Monday, 25 January 2010

KJ Parker's ENGINEER TRILOGY re-released.

KJ Parker's Engineer Trilogy is actually quite a recent series, but Orbit have nevertheless chosen to reissue the books in the UK and Australia with new covers. The new UK editions should be out now, and will hit Australia in March.

Devices and Desires (2005), Evil for Evil (2006) and The Escapement (2007) have all been very-well-reviewed, although I'm still a way behind on Parker. I enjoyed the Fencer Trilogy back when it was first released, but haven't picked up either the Scavenger or Engineer series. Parker's new novel, The Folding Knife, which is apparently a departure for her, is also published on 4 February in the UK and 22 February in the USA.
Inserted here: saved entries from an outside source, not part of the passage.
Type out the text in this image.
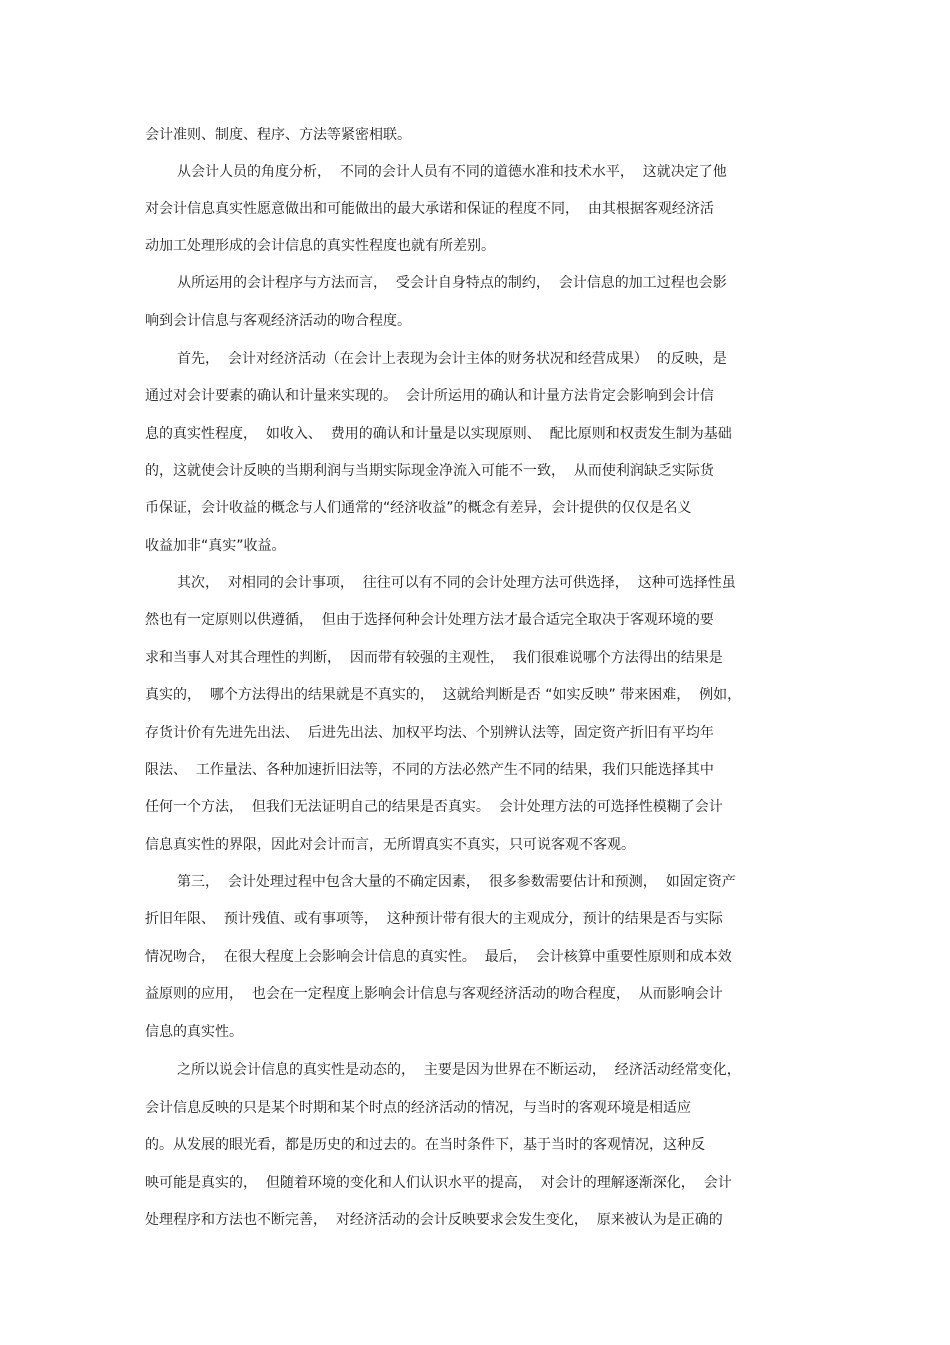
会计准则、制度、程序、方法等紧密相联。
从会计人员的角度分析，  不同的会计人员有不同的道德水准和技术水平，  这就决定了他
对会计信息真实性愿意做出和可能做出的最大承诺和保证的程度不同，  由其根据客观经济活
动加工处理形成的会计信息的真实性程度也就有所差别。
从所运用的会计程序与方法而言，  受会计自身特点的制约，  会计信息的加工过程也会影
响到会计信息与客观经济活动的吻合程度。
首先，  会计对经济活动（在会计上表现为会计主体的财务状况和经营成果）  的反映，是
通过对会计要素的确认和计量来实现的。  会计所运用的确认和计量方法肯定会影响到会计信
息的真实性程度，  如收入、  费用的确认和计量是以实现原则、  配比原则和权责发生制为基础
的，这就使会计反映的当期利润与当期实际现金净流入可能不一致，  从而使利润缺乏实际货
币保证，会计收益的概念与人们通常的“经济收益”的概念有差异，会计提供的仅仅是名义
收益加非“真实”收益。
其次，  对相同的会计事项，  往往可以有不同的会计处理方法可供选择，  这种可选择性虽
然也有一定原则以供遵循，  但由于选择何种会计处理方法才最合适完全取决于客观环境的要
求和当事人对其合理性的判断，  因而带有较强的主观性，  我们很难说哪个方法得出的结果是
真实的，  哪个方法得出的结果就是不真实的，  这就给判断是否 “如实反映” 带来困难，  例如，
存货计价有先进先出法、  后进先出法、加权平均法、个别辨认法等，固定资产折旧有平均年
限法、  工作量法、各种加速折旧法等，不同的方法必然产生不同的结果，我们只能选择其中
任何一个方法，  但我们无法证明自己的结果是否真实。  会计处理方法的可选择性模糊了会计
信息真实性的界限，因此对会计而言，无所谓真实不真实，只可说客观不客观。
第三，  会计处理过程中包含大量的不确定因素，  很多参数需要估计和预测，  如固定资产
折旧年限、  预计残值、或有事项等，  这种预计带有很大的主观成分，预计的结果是否与实际
情况吻合，  在很大程度上会影响会计信息的真实性。  最后，  会计核算中重要性原则和成本效
益原则的应用，  也会在一定程度上影响会计信息与客观经济活动的吻合程度，  从而影响会计
信息的真实性。
之所以说会计信息的真实性是动态的，  主要是因为世界在不断运动，  经济活动经常变化，
会计信息反映的只是某个时期和某个时点的经济活动的情况，与当时的客观环境是相适应
的。从发展的眼光看，都是历史的和过去的。在当时条件下，基于当时的客观情况，这种反
映可能是真实的，  但随着环境的变化和人们认识水平的提高，  对会计的理解逐渐深化，  会计
处理程序和方法也不断完善，  对经济活动的会计反映要求会发生变化，  原来被认为是正确的
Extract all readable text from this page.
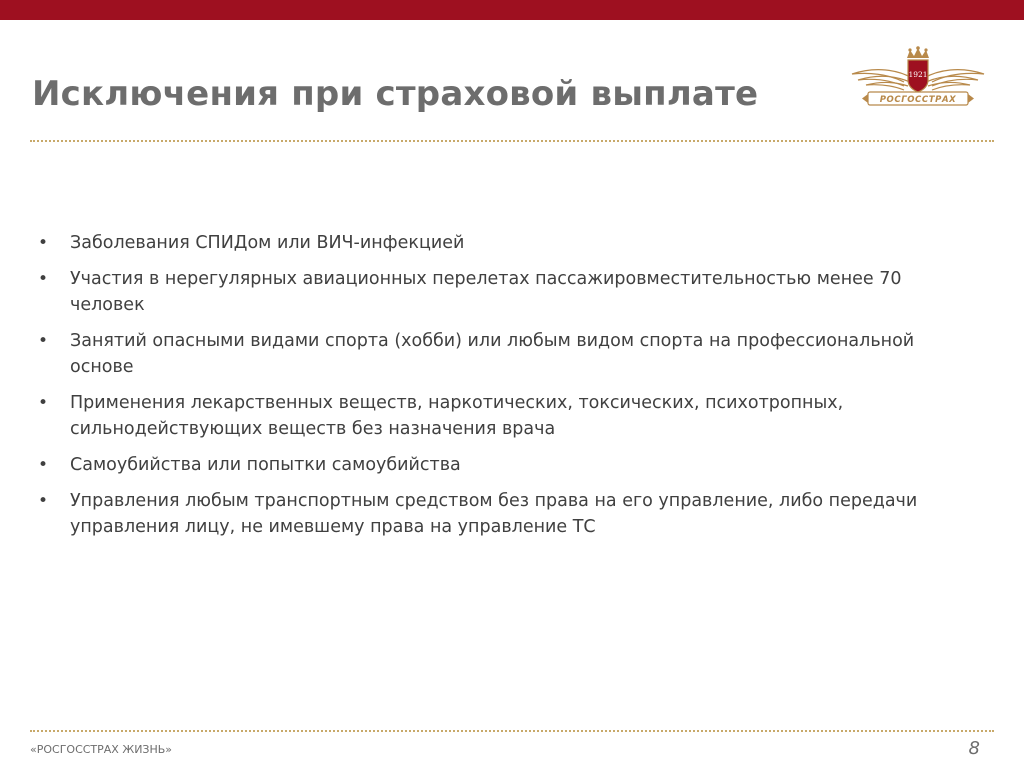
Исключения при страховой выплате	1921
РОСГОССТРАХ
• Заболевания СПИДом или ВИЧ-инфекцией
• Участия в нерегулярных авиационных перелетах пассажировместительностью менее 70 человек
• Занятий опасными видами спорта (хобби) или любым видом спорта на профессиональной основе
• Применения лекарственных веществ, наркотических, токсических, психотропных, сильнодействующих веществ без назначения врача
• Самоубийства или попытки самоубийства
• Управления любым транспортным средством без права на его управление, либо передачи управления лицу, не имевшему права на управление ТС
«РОСГОССТРАХ ЖИЗНЬ»	8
The blurb sounds most intriguing:
Basso the Magnificent. Basso the Great. Basso the Wise. Basso the Murderer. The First Citizen of the Vesani Republic is an extraordinary man. He is ruthless, cunning and, above all, lucky. He brings wealth, power and prestige to his people. But with power comes unwanted attention, and Basso must defend his nation and himself from threats foreign and domestic. In a lifetime of crucial decisions, he's only ever made one mistake. One mistake, though, can be enough.
Very good. I'll have to rectify my lack of Parker reading this year, I think.


Anonymous said...

That's going straight on the Amazon pre-order list... first I'd heard about it, thank you!

If you liked the Fencers, you'll like the Engineers, btw. The engineering is more to do with trebuchets than creative biophysics.

Mark said...

Hello Adam,

If you get the chance K J Parker wrote a novella last year called 'Purple & Black,' it takes the form of military dispatches sent between Emperor Nicephorus and his closest friend govenor Phormio who is sent off to the northern frontier to quell unrest. The opening sentence is just brilliant! (I quote) 'You are, of course, an unmitigated b*****d.'

Mark Lord said...

I read the first of these books recently and really enjoyed. I just happened to pick Devices and Desires up in my local library and found that it was an excellent read.